Sunday, January 15, 2012

It's "Due to the Dead," Not "Do to the Dead"

It's a simple truth of life that no matter how pure and good something is, you can easily find someone standing against it - a task that has become far, far simpler with the ubiquity of the net. The natural corollary is that there is nothing so coarse and vile that you won't be able to find someone cheerleading it. Case in point - the recent storm surrounding the video that made its way into the world, depicting United States Marines in Afghanistan pissing on the corpses of dead Taliban fighters. This is undoubtedly something that has happened times uncountable in the long and bloody history of humanity, but it's not often that the world gets a direct window on it - and just because it's been happened time and again, it doesn't make it any more excusable.

There's a little thing, after all, called having respect for the dead. After all, when the crew of RML 497 recovered the body of Obermachinist Pigorsch in the North Sea during the height of the Second World War, they didn't urinate on it - they buried it at sea in sight of Europe. War is a notoriously dehumanizing thing, and it's through even small courtesies like paying proper respect to the dead that people involved in it can keep from having the abyss swallow them.

History, however, has amply demonstrated that the abyss is plenty hungry in Afghanistan; take the First Anglo-Afghan War, for one example among many. What it hasn't had so much opportunity to show is people back home standing up and applauding barbaric actions - and yes, that's exactly what I think this is, a barbaric action. Pissing on the corpse of a dead fighter is something I'd expect from some grunting Visigoth tearing down the walls of Rome. I goddamn well expect better than that from a member of the United States Marine Corps. People today are supposed to stand above that sort of base revenge - sure, everyone stumbles from time to time, but this is more like throwing oneself off the edge.

Like I said, though, you can always find someone cheerleading for something, no matter how heinous. So it goes with this. Recently Dana Loesch, editor-in-chief of the CNN-contributing news blog Big Journalism, used her talk radio pulpit to argue in support of pissing on the dead. I found coverage of this on Little Green Footballs, a blog that incidentally has changed a vast, staggering amount since I was in university, along with the audio itself on YouTube. Listen to it. Since I don't listen to talk radio myself, particularly conservative American talk radio, I have no idea how "fringe" this is, or even if it is. Certainly the idea that "progressive" is a pejorative term has been spreading slowly but steadily through the American right wing since 2008.


"Can someone explain to me if there's supposed to be a scandal that someone pees on the corpse of a Taliban fighter? Someone who's part of an organization that murdered over three thousand Americans?" she asks, rather rhetorically. "I'd drop trou and do it too.

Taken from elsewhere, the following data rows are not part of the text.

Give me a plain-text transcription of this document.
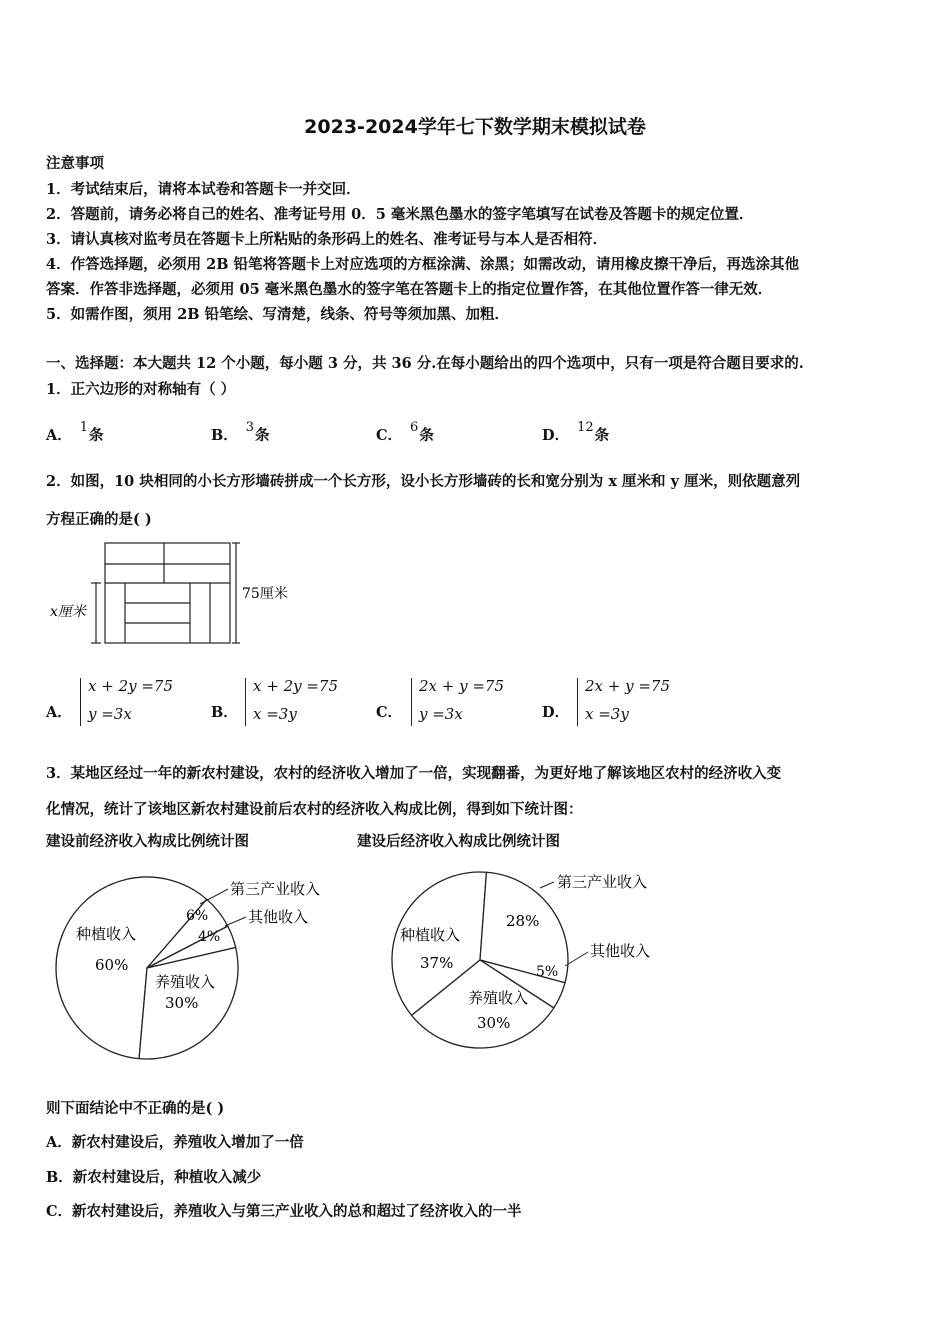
2023-2024学年七下数学期末模拟试卷
注意事项
1．考试结束后，请将本试卷和答题卡一并交回．
2．答题前，请务必将自己的姓名、准考证号用 0．5 毫米黑色墨水的签字笔填写在试卷及答题卡的规定位置．
3．请认真核对监考员在答题卡上所粘贴的条形码上的姓名、准考证号与本人是否相符．
4．作答选择题，必须用 2B 铅笔将答题卡上对应选项的方框涂满、涂黑；如需改动，请用橡皮擦干净后，再选涂其他
答案．作答非选择题，必须用 05 毫米黑色墨水的签字笔在答题卡上的指定位置作答，在其他位置作答一律无效．
5．如需作图，须用 2B 铅笔绘、写清楚，线条、符号等须加黑、加粗．
一、选择题：本大题共 12 个小题，每小题 3 分，共 36 分.在每小题给出的四个选项中，只有一项是符合题目要求的.
1．正六边形的对称轴有（ ）
A． 1条	B． 3条	C． 6条	D． 12条
2．如图，10 块相同的小长方形墙砖拼成一个长方形，设小长方形墙砖的长和宽分别为 x 厘米和 y 厘米，则依题意列
方程正确的是( )
x厘米
75厘米
A．
x + 2y =75
y =3x	B．
x + 2y =75
x =3y	C．
2x + y =75
y =3x	D．
2x + y =75
x =3y
3．某地区经过一年的新农村建设，农村的经济收入增加了一倍，实现翻番，为更好地了解该地区农村的经济收入变
化情况，统计了该地区新农村建设前后农村的经济收入构成比例，得到如下统计图：
建设前经济收入构成比例统计图	建设后经济收入构成比例统计图
种植收入
60%
养殖收入
30%
6%
4%
第三产业收入
其他收入
种植收入
37%
28%
养殖收入
30%
5%
第三产业收入
其他收入
则下面结论中不正确的是( )
A．新农村建设后，养殖收入增加了一倍
B．新农村建设后，种植收入减少
C．新农村建设后，养殖收入与第三产业收入的总和超过了经济收入的一半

That's me, though."

In situations like this I find it somewhat difficult to fully come to grips with the other person's thought process, mainly because we're hammering at the same situation from two vastly different perspectives. In her subsequent defense against "the usual mob of progressive haters," which I suppose applies to me now as well, she chooses to defend herself by saying, "In my Twitter timeline yesterday progressives called our military 'killers, kids, barbaric trash, murderers...'" and that because the same people didn't raise a stink over the Air Force dumping some cremated partial remains of dead soldiers into a landfill, their arguments are automatically invalid.

That last one is a horrid thing, disrespect for the dead - but disrespect of a different sort, one that should be dealt with a different way. Yet it's not material to the subject at hand. Loesch's defense is a scattershot attempt to discredit the people who disagree with her - which isn't really surprising; she evidently believes from what she's said and written that there was nothing wrong with Marines pissing on dead Taliban fighters, and so she doesn't see any reason to justify it. At least, that's what it seems like to me.

Still, it remains a bad thing, an intensely negative thing, something that's worth being called a scandal no matter how much people like Dana Loesch argue. To see why, simply turn it around - consider a situation where a bunch of Taliban fighters killed some US, or Canadian, or any ISAF troops, pissed on their corpses, and the video got out on YouTube. Would people like Loesch still be saying that this wasn't a scandal? Not likely. If the reverse happened the right-wing blogosphere would be on fire.

"I’ve seen more outrage towards our troops over this incident than I have ever seen towards the Taliban themselves who’ve beheaded soldiers (American and Afghan), raped and tortured women, sent out suicide bombers, and carried out horrific attacks," Leisch wrote. Allow me to be blunt in response.

We expect that sort of thing from the Taliban.

We expect our people to FUCKING BE BETTER THAN THAT.

1 comment:

  1. Right. Ultimately it comes down to "how do we know that we're the good guys ?". How you fight is at least as important as what you're fighting for (or what you claim to be fighting for).